Greater use of microchips would reunite more dogs with owners
We might be a nation of animal lovers but a leading charity is warning Scotland has more stray dogs than ever before.
New figures from theDogs Trust reveal Scottish local authorities dealt with nearly 5,000 strays last year – up a massive 39% on the previous year.
Across the UK however the number of strays have decreased, with the total number falling by 1% from 111,986 to 110,675.
According to the trust's annual survey much of the problem in Scotland seems to be around owners' lack of awareness of where to turn when their pets go missing.
The survey found more than three quarters of owners said don’t know whose responsibility it is to care for missing strays.
And when asked who they would contact, 50% of respondents in Scotland said they would get in touch with a family member or neighbour, rather than calling the local council, not knowing who else to turn to.
Owners are unsure of who to reach out to and how much time they have to recover their dog should it go missing
A further 67% of respondents in Scotland were also unaware that they had only seven days to recover their missing dog before they are potentially put to sleep if a new home cannot be found.

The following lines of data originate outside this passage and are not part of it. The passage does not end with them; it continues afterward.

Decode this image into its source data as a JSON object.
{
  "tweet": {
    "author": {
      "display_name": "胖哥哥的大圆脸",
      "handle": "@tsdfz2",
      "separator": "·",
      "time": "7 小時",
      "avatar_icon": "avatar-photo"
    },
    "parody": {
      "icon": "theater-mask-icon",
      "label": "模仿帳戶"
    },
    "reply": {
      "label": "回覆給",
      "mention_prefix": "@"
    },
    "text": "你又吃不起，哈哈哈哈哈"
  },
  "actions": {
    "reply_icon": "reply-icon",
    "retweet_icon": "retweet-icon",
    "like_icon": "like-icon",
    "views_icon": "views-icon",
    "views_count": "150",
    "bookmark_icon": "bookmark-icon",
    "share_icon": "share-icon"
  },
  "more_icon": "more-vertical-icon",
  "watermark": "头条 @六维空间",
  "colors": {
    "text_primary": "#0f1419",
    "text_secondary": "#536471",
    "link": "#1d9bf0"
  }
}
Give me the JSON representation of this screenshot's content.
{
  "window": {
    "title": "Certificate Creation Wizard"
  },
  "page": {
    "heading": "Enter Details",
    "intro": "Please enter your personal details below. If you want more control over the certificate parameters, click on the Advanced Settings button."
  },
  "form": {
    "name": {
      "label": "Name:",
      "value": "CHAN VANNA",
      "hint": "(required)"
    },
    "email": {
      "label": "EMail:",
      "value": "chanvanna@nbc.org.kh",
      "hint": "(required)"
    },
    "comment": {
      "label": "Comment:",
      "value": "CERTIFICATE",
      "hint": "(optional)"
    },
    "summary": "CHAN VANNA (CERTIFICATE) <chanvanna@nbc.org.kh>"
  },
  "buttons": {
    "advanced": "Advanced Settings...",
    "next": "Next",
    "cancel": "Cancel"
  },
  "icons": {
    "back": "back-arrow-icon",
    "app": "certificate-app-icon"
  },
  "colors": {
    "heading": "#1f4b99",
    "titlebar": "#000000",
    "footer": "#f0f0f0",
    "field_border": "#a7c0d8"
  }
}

It has led to a call from the charity for more owners to microchip their pets to enable easier identification.
Clarissa Baldwin, chief executive of the Dogs Trust said: “Owners are unsure of who to reach out to and how much time they have to recover their dog should he or she go missing. Microchipping not only helps speed up the process of reuniting an owner with their dog, it is also significantly reducing the number of strays overall.”
The stress of losing man’s best friend is also having a serious impact on Scotland’s workforce.
The survey found that almost one fifth of owners said they had taken time off work because of a missing dog – either to search for it or because they were upset at the dog having gone missing.